Any man who talks about his feelings is often immediately told (usually by other men) to “man up,” “suck it up and deal with it,” or “grow some balls.” In fact, admission of a mental illness can negatively impact both personal and professional lives of men. Several of the male first responders to the Pulse nightclub massacre reported that they faced lack of empathy and even harassment from their co-workers after they were diagnosed with post-traumatic stress disorder (PTSD) from the tragedy. One was accused of “faking it” and was told to “get over it and move on.” Others were never cleared to return to their jobs or were reassigned to a different job.
Men also seem more resistant to acknowledging another man’s emotional distress. One British study revealed that men were less likely to recognize symptoms of depression in another man as opposed to those in a woman despite being given the same symptoms. The male participants of the study asserted that the man in the scenario was not suffering from a mental disorder, and that his case was less deserving of sympathy and treatment.
The stigma towards men and mental disorders is deeply entrenched in society. The mental health disparity is even greater among minority communities.
In order to raise awareness of depression in men, there needs to be open discussion and targeted campaigns that promote screening and educate the public about the links between substance abuse and depression, and the societal costs of leaving depression untreated.
In addition to the symptoms of depression in men (anger, irritability, and aggression), the following are risk factors for suicide:
- Using drugs and/or alcohol to cope with stress and emotions
- Feelings of hopelessness, loneliness, and guilt
- Being bullied
- History of physical or sexual abuse
- Relationship breakdowns
What to Do If You’re Suffering from Depression
Over 6 million American men are reported to suffer from depression. It’s possible that the actual number is significantly higher. Depression is a serious mental illness and there’s nothing weak about seeking help and treatment. Treatments for depression have high success rates, but you need to take the first step to getting well, and there has never been a better time than now to open up the discussion.

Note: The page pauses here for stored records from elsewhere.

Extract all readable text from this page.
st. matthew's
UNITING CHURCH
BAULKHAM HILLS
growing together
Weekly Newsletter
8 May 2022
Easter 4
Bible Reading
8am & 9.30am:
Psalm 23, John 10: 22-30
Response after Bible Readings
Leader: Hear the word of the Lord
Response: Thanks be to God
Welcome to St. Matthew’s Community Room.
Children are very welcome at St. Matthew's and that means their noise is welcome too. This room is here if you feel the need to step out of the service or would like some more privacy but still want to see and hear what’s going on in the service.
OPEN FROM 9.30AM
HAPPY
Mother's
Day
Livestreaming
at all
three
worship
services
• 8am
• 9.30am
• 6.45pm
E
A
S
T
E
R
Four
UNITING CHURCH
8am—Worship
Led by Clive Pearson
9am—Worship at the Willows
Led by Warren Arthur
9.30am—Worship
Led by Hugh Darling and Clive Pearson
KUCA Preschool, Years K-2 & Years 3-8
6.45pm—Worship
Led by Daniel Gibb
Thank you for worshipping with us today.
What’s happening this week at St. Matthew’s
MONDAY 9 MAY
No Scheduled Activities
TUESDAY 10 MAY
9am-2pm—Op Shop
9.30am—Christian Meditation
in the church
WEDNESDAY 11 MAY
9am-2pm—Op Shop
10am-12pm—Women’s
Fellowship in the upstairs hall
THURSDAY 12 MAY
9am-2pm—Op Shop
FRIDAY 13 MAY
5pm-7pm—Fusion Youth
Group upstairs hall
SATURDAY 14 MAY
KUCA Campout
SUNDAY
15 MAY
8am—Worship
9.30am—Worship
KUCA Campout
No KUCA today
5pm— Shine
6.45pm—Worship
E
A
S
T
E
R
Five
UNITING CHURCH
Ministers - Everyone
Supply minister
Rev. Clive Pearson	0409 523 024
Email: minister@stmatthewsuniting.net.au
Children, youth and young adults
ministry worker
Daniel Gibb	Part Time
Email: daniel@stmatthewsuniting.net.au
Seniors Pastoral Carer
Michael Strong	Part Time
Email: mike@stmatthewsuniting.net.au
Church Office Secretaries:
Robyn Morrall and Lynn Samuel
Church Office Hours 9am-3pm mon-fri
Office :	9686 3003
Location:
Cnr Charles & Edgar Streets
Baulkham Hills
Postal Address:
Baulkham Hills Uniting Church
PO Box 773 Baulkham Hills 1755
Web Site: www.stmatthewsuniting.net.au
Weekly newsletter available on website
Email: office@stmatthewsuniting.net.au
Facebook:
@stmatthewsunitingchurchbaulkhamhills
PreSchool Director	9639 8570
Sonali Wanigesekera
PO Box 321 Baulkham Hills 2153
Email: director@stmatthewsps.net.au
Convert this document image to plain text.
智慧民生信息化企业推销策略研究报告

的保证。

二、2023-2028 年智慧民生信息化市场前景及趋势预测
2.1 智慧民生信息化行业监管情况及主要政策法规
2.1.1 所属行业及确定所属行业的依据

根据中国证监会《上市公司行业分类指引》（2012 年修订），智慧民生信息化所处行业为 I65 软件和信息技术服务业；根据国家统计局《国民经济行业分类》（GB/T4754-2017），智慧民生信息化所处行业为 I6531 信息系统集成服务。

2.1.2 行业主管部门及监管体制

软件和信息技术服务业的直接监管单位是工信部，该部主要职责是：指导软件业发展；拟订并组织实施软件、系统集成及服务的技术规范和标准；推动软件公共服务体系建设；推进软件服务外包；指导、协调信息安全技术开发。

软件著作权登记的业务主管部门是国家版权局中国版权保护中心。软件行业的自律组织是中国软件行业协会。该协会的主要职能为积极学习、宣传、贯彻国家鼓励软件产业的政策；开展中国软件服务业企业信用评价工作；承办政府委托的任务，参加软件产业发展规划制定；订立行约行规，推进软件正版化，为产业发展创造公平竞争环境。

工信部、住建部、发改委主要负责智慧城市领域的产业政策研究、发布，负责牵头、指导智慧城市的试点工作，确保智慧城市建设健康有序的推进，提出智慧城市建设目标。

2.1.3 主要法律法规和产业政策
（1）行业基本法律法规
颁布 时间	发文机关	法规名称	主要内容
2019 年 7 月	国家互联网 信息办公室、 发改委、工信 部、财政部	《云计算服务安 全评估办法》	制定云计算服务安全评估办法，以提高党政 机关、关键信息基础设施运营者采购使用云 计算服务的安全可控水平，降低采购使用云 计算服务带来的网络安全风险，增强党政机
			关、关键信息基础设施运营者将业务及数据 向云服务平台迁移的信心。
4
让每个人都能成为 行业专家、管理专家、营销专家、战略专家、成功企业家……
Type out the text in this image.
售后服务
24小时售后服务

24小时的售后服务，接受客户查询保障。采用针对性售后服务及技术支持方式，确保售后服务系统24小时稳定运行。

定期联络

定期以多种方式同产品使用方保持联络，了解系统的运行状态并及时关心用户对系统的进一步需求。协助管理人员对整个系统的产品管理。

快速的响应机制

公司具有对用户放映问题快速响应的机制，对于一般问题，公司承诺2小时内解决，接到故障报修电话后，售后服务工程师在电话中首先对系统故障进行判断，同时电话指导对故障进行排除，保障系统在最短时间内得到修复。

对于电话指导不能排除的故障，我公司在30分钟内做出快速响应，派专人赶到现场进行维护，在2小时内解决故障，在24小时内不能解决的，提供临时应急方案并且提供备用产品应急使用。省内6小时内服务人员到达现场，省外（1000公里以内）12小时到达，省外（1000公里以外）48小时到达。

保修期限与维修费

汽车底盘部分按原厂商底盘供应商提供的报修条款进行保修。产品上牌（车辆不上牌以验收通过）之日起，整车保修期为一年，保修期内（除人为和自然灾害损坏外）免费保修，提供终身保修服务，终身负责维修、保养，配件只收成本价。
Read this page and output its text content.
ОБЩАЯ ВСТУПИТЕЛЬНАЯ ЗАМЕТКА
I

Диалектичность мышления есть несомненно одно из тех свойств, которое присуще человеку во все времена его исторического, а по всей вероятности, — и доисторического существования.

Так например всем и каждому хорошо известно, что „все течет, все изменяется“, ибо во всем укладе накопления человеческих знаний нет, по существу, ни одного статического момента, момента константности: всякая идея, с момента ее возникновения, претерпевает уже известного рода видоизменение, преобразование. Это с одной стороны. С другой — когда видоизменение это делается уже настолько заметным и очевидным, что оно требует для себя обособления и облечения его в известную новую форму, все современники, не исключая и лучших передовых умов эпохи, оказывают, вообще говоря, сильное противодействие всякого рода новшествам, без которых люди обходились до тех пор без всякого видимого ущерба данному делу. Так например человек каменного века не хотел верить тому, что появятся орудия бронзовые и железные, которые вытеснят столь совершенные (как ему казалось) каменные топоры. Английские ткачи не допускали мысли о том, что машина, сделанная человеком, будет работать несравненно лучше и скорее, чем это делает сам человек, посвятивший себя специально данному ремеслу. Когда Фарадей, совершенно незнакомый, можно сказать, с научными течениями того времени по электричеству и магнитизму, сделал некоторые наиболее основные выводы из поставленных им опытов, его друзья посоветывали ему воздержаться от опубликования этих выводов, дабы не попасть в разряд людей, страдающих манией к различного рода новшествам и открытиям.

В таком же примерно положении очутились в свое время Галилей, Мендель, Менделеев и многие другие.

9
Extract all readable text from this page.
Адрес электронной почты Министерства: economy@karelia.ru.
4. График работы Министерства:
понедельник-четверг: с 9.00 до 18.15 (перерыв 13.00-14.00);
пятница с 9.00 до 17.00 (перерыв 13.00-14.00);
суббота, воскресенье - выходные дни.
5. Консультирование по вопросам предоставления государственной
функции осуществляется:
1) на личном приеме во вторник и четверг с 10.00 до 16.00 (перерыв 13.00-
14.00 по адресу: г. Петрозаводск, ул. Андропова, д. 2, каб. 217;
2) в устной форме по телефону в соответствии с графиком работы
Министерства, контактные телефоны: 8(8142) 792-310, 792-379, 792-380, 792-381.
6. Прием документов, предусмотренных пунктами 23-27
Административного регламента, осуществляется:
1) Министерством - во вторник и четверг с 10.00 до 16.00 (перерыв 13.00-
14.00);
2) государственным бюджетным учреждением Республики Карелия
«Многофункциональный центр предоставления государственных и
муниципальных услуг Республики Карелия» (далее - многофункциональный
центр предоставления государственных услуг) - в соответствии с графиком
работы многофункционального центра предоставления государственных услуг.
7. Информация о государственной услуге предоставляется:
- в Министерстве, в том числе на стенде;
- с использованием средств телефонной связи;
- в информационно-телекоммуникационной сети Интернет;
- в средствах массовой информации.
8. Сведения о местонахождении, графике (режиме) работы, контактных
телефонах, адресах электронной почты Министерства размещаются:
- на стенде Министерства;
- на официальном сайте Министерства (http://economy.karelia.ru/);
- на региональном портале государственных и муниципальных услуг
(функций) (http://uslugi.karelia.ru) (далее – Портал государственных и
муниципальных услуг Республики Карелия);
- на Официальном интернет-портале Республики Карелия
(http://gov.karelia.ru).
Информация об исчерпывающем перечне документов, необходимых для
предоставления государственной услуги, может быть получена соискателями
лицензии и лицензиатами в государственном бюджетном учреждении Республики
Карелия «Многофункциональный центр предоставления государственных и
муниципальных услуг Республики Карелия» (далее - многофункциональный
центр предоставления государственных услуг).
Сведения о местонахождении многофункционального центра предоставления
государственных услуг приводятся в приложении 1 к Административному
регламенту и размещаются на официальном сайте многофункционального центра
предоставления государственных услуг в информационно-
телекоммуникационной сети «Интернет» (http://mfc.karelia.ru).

If you are suffering from depression and are having thoughts of suicide, don’t be afraid to speak up. Do some research to find out if there are any local resources available to you. You can also talk to your family doctor or psychiatrist. They can recommend medications or counseling sessions to help you. If you feel comfortable talking to family members or friends, forming a support group for each other can be a great way to express your feelings and spread awareness at the same time. Exercising and eating healthier can also help you fight depression.
If you want to someone confidentially at any time of the day or night, you can also call the National Suicide Prevention Lifeline at 1-800-273-8255.